Putting a value on labour is reasonably straight forward in that you have minimum wage legislation and hourly rates of which the latter is determined by the competitive labour market. As well as work people spend their time doing other activities whether it be volunteering, family care, exercise or going to sport / cultural events. How do we value these activities?
Economists have tried to estimate the value of time by asking people how much they would be prepared to pay for walking the dog, doing housework etc. But there are flaws in this method as people value activities differently depending on the context e.g. waiting in a queue with a friend can be interpreted very differently form waiting in a queue by yourself. A paper entitled ‘Back to Edgeworth?’ by Christian Krekel and George MacKerron (2023) proposed an alternative method to estimating the value of time by measuring people’s feelings – which they call ‘hedonic experiences’ – in real time. So it is not what a person thinks but how they feel in real times once they have made their choices. The basic idea behind the authors approach goes back to the early economist Francis Edgeworth (1845-1926), who argued that, at some point in the future, a psychophysical machine – a so-called hedonimeter – would make it possible to measure utility directly on a physiological basis.

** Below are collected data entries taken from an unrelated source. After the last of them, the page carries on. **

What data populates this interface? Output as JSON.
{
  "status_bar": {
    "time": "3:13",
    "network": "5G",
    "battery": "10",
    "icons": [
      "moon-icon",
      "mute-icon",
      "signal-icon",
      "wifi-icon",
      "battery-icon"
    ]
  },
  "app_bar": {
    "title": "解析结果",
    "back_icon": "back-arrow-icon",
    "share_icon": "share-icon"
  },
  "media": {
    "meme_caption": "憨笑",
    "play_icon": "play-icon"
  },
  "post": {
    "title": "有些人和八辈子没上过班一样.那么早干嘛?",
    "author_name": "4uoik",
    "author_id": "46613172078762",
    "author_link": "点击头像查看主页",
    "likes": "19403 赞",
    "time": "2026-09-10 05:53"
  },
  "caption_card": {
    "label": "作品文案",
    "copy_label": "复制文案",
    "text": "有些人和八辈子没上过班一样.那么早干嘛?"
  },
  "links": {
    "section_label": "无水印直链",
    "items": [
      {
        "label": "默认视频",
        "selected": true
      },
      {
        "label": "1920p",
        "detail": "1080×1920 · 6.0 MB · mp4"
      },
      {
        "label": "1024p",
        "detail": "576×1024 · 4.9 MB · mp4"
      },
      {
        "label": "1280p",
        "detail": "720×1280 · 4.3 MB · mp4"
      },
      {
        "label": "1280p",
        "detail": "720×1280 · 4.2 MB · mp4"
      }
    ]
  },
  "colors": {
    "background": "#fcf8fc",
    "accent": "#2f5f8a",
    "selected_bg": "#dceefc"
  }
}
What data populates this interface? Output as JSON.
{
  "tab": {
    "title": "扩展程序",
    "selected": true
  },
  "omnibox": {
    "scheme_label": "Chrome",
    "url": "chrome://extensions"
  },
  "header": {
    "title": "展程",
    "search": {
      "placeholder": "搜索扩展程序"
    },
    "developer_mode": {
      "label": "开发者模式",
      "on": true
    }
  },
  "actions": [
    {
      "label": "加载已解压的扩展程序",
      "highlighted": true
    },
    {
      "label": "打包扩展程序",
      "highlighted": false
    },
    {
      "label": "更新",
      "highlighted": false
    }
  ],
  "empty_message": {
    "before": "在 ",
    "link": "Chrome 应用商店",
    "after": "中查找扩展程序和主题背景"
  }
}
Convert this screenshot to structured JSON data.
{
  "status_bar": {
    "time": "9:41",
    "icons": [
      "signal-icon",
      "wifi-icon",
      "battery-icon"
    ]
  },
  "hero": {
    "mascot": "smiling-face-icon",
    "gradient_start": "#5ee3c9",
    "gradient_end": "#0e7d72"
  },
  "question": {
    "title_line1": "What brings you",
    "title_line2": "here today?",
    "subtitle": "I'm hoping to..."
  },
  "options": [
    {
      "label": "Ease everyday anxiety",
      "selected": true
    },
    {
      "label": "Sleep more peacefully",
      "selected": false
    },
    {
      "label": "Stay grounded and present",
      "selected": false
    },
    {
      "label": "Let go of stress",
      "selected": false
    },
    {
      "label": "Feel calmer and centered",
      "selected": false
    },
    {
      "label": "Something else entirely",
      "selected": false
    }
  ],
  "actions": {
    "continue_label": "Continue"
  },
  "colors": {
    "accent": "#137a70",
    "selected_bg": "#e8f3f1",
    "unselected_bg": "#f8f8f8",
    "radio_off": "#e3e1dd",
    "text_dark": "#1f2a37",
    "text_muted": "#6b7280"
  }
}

The authors estimated the value of time for 42 daily activities which provided data that could then be used policymakers in social cost-benefit analyses and national accounting. They used a smartphone app, Mappiness, that asked more than 30,000 UK residents about their momentary feelings and activities at random points in time throughout the day over the period 2010 to 2017.
From this they were able to estimate the value of time for daily activities controlled for other activities like who they are with, region and time etc. Therefore they knew how happy people are feeling when doing certain activities and the how much money makes them feel happy. From that they could calculate the marginal rate of substitution between each activity and income to find the monetary value of each activity. The table below shows the value of time for certain activities with sport, running or exercise is worth £11.70; going to the theatre, dancing or a concert £11.20; and visiting an exhibition, museum, or library £8.10. On the negative side commuting (being stuck in traffic etc) is valued at -£17.20 which indicates that people would be better off doing something else – opportunity cost. This is relevant to governments in their designing of infrastructure projects aimed at reducing waiting time during commuting or travelling – e.g. commuting time into Auckland City. Other data is useful in that it captures non-market activities which are not included in the national accounts and therefore could shape public policy which has long been interested in putting a price tag onto time use. People’s wellbeing is mainly valued by how they spend their time.